SÓCRATES. —¿No comprendes que a la cabeza de los escritos de un hombre de estado aparecen siempre los nombres de los que les han prestado su aprobación?
FEDRO. —¿Cómo?
SÓCRATES. —El senado o el pueblo o ambos, en vista de la proposición de tal… han tenido a bien… Y aquí se nombra sí mismo, y hace su propio elogio. En seguida, para demostrar su ciencia a sus adoradores, hace de todo esto un largo comentario.
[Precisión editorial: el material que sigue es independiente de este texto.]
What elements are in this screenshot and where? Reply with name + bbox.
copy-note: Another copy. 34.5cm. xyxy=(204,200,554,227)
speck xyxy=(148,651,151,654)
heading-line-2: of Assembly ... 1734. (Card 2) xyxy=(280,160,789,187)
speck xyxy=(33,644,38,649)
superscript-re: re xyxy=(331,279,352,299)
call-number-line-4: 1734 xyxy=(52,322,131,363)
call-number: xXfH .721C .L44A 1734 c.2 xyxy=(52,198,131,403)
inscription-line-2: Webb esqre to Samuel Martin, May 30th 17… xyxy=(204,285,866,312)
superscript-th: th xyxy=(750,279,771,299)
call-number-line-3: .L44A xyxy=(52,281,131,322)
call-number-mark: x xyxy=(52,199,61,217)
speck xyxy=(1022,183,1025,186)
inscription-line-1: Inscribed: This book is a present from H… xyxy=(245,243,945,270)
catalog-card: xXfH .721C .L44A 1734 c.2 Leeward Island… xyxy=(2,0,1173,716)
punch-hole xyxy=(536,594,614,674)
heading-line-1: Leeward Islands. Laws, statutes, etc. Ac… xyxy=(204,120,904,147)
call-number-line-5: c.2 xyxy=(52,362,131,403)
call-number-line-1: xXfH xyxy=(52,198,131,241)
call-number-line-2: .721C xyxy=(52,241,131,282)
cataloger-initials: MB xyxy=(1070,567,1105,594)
Y, dime ¿No es éste un verdadero escrito?
FEDRO. —Convengo en ello.
SÓCRATES. —Si triunfa el escrito, el autor sale del teatro lleno de gozo; si se le desecha, queda privado del honor de que se le cuente entre los escritores y autores de discursos, y así se desconsuela y sus amigos se afligen con él.
FEDRO. —Sin duda.
SÓCRATES. —Es evidente que, lejos de desdeñar este oficio, le tienen en gran estimación.
FEDRO. —Convengo en ello.
SÓCRATES. —Pero qué, cuando un orador o un rey, revestido del poder de un Licurgo, de un Solón, de un Darío, se inmortaliza en un estado, como autor de discursos, ¿no se mira a sí mismo, como un semidiós durante su vida, y la posteridad no tiene de él la misma opinión, en consideración a sus escritos?